Jonah and Beyond

There are so many nuggets in the book of Jonah, but a couple of things stood out to me the most…one of which took my brain on a crazy rabbit trail.

The first thing that grabs my attention is the fact that Jonah thought he could outrun God.  Adam and Eve were hiding from Him in the garden – clearly there is no outrunning God or hiding from Him, yet we all do it.  I guess we think it’s easier to hide in our shame or selfishness…if we are lucky, we come to our senses and realize God is always the first place we should run – even in our darkest hour.  Jonah was running away from God because he didn’t want to be obedient.  I’m not certain that I have ever run from God because I didn’t want to be obedient to what I knew was a direct command.  I have, however, spent many years running from God because I was ashamed of myself and felt void of all hope.  Honestly, I wasn’t even aware at the time that my loving  God could make it all better.  I certainly know that now, and as hard and lonely as my years away from Him were, they made my love for Him so much sweeter and deeper and intimate.  Thank God He didn’t give up on me.  Jonah reminds us that God’s love is for all of us – even the worst sinners – all we have to do is turn our hearts to Him and repent.    God will receive us over and over and over…He is that merciful and loving.  Hallelujah!

The second point that stands out to me (and thus begins the rabbit trail in my head) is the fact that Jonah was angry because he didn’t want God to forgive the wretched people of Nineveh.  Have you ever found yourself in this place – the place of not wanting God to forgive someone?  I’ve certainly found myself in the place of wanting God to defend me by unleashing on those that have hurt me…even those that I knew were His children.  I don’t know why Jonah didn’t want the people of Nineveh to be saved.  There are scholars that say Jonah truly believed that only the Jews were God’s people, and that the Gentiles shouldn’t carry the same weight.  I think sometimes our selfishness and our hurts get in our way, and we want to feel like we are the only ones that God sees, and that He sees us as the most special.  If He (or others) sees those that hurt us as special, then it must mean we deserve the horrible things that were done to us.  Of course this isn’t the truth, but it is how we receive it.  It’s like looking in a tarnished mirror that is being held up for us by Satan himself.
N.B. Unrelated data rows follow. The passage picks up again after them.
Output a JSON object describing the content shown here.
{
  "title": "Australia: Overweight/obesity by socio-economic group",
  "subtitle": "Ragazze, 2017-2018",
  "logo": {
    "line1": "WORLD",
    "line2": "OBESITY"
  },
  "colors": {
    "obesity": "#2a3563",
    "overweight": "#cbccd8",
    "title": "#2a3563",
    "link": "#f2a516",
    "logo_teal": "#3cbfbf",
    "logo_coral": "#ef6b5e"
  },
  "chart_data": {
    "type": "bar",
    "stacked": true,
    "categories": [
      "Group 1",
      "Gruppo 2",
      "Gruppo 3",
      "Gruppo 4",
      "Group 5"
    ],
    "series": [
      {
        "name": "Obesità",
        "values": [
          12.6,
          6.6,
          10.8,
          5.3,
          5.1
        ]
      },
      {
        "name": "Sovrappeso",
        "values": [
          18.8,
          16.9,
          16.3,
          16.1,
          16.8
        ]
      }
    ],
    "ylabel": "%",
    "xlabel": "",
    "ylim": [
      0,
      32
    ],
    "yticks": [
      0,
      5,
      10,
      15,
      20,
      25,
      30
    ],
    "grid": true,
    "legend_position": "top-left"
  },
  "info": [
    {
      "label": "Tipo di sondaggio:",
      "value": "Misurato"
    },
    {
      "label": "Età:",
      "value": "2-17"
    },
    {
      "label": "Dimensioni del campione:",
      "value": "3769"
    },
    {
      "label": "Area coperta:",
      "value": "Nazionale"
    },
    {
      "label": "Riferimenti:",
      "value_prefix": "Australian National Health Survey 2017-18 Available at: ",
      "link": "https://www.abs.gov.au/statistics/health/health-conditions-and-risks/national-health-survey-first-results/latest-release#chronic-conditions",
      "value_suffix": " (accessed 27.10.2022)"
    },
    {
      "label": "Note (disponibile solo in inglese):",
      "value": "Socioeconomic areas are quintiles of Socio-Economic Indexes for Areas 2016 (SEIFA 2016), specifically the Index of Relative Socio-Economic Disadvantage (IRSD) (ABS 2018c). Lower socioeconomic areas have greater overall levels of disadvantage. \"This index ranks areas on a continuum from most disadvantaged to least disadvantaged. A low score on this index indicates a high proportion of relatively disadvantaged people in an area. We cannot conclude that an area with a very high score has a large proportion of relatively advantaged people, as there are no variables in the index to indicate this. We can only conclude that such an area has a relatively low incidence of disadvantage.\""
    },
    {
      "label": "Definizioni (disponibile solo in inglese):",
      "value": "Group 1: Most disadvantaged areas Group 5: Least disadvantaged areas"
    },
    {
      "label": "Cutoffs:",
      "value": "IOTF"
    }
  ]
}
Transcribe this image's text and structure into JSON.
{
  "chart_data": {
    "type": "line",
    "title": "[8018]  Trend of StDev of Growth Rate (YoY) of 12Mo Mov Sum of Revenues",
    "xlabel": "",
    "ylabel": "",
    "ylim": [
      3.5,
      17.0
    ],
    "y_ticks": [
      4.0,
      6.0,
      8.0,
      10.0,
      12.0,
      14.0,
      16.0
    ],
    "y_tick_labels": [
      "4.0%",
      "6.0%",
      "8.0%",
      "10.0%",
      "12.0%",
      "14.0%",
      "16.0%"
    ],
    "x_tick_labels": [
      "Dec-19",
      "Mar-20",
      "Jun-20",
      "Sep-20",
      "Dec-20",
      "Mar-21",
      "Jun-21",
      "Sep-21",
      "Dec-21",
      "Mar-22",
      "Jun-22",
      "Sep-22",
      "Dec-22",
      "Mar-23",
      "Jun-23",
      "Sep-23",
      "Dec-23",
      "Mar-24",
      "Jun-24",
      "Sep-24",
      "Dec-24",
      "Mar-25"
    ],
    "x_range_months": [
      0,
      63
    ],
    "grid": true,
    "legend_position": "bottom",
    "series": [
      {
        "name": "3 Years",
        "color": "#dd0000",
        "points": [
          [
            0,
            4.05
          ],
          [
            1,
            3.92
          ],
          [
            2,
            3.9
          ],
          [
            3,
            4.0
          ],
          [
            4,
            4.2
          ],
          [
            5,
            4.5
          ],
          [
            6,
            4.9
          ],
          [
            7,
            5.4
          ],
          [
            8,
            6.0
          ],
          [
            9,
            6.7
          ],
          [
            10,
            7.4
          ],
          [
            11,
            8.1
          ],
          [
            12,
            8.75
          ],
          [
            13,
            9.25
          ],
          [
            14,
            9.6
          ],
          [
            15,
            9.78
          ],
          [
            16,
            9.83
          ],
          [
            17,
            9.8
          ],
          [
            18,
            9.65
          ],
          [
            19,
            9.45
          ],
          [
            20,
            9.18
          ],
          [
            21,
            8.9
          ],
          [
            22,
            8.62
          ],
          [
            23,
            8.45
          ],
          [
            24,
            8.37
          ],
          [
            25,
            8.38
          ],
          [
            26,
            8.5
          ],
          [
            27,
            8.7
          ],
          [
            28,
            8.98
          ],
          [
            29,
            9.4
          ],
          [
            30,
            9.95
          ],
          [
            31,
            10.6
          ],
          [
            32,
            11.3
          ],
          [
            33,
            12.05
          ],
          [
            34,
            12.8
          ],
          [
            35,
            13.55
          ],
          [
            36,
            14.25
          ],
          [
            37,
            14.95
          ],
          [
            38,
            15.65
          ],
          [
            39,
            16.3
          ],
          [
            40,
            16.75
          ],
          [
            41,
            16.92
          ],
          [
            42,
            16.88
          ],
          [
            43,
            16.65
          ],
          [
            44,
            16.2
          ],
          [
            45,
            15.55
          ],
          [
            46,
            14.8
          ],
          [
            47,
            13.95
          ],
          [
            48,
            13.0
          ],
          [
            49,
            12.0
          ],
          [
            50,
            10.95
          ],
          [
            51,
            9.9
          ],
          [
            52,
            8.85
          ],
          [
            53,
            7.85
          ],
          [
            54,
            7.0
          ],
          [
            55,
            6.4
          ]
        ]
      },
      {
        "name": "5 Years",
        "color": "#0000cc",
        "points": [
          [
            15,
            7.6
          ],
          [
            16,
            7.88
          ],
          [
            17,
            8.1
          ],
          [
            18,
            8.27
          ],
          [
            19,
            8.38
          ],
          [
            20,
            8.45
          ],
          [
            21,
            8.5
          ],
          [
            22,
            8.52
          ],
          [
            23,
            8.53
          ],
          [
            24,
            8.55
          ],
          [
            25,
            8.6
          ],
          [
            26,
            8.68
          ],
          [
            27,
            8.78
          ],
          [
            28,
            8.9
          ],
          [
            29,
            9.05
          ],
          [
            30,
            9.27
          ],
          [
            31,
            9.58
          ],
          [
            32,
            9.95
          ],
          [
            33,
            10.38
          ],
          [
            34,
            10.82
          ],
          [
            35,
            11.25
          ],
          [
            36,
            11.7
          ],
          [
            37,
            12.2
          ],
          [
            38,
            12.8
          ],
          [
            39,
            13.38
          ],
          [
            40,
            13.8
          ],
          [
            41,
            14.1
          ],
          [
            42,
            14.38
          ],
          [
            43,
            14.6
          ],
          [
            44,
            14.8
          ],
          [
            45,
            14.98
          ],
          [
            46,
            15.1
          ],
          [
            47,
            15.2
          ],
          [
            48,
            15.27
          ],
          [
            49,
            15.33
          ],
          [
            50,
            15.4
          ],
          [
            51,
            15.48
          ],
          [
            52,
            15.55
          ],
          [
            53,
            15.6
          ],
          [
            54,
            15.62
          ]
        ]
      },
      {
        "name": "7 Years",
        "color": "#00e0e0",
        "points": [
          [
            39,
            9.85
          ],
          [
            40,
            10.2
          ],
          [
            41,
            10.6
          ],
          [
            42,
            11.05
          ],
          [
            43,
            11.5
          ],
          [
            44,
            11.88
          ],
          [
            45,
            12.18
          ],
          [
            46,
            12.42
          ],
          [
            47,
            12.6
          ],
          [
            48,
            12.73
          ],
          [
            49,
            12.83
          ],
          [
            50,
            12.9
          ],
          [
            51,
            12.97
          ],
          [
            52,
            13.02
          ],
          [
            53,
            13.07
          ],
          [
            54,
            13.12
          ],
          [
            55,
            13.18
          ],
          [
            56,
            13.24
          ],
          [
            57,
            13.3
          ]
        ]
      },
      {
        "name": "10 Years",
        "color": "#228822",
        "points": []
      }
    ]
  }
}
When I was younger (high school age), I was very much a goody-goody girl.  I have no idea why I was that way – the only thing I can chalk it up to is that God had His hand on me and was guiding me down the right path.  I had friends that started experimenting with things – sex, alcohol, drugs – I remember driving them home when they had too much to drink.  I was so angry by their actions.  I didn’t wish harm on them or God’s wrath, but I was disappointed that they chose to partake in these activities.  This is what I mean by the rabbit trail…not sure why the story of Jonah brings this memory to my mind.  I guess I was angry that people I loved couldn’t see what was right in front of them – even though I don’t think I even understood it myself.  Maybe Jonah was angry too – because the people of Nineveh had a choice, and they didn’t choose God until His wrath was forewarned.  Maybe Jonah was angry because he had chosen to serve the Lord of his own accord, so how could those that chose otherwise get the same place in God’s heart?  I had a friend once that was so angry with God because several of her single friends were getting married, and they had JUST started following Christ, whereas she had been a good and faithful Christian for a long time.  That modern day story very much reminds me of the story of Jonah.

We all walk through this earth experiencing pain, often times from people we love the most.  It’s so easy to get clouded with our own hurts and insecurities that we forget the most important thing of all – God’s love is for all of us.  We don’t deserve it more or less than anyone else – no matter how blameless or sinless we think we are.  It’s not our performance or righteous choices that earns us God’s love.  It’s only by God’s grace that we are loved.

May all of God’s people (present and future) fall head over heels in love with our Lord and Savior and taste the sweetness of His divine love – so much so that we want to laugh, love, share it and proclaim it with the world!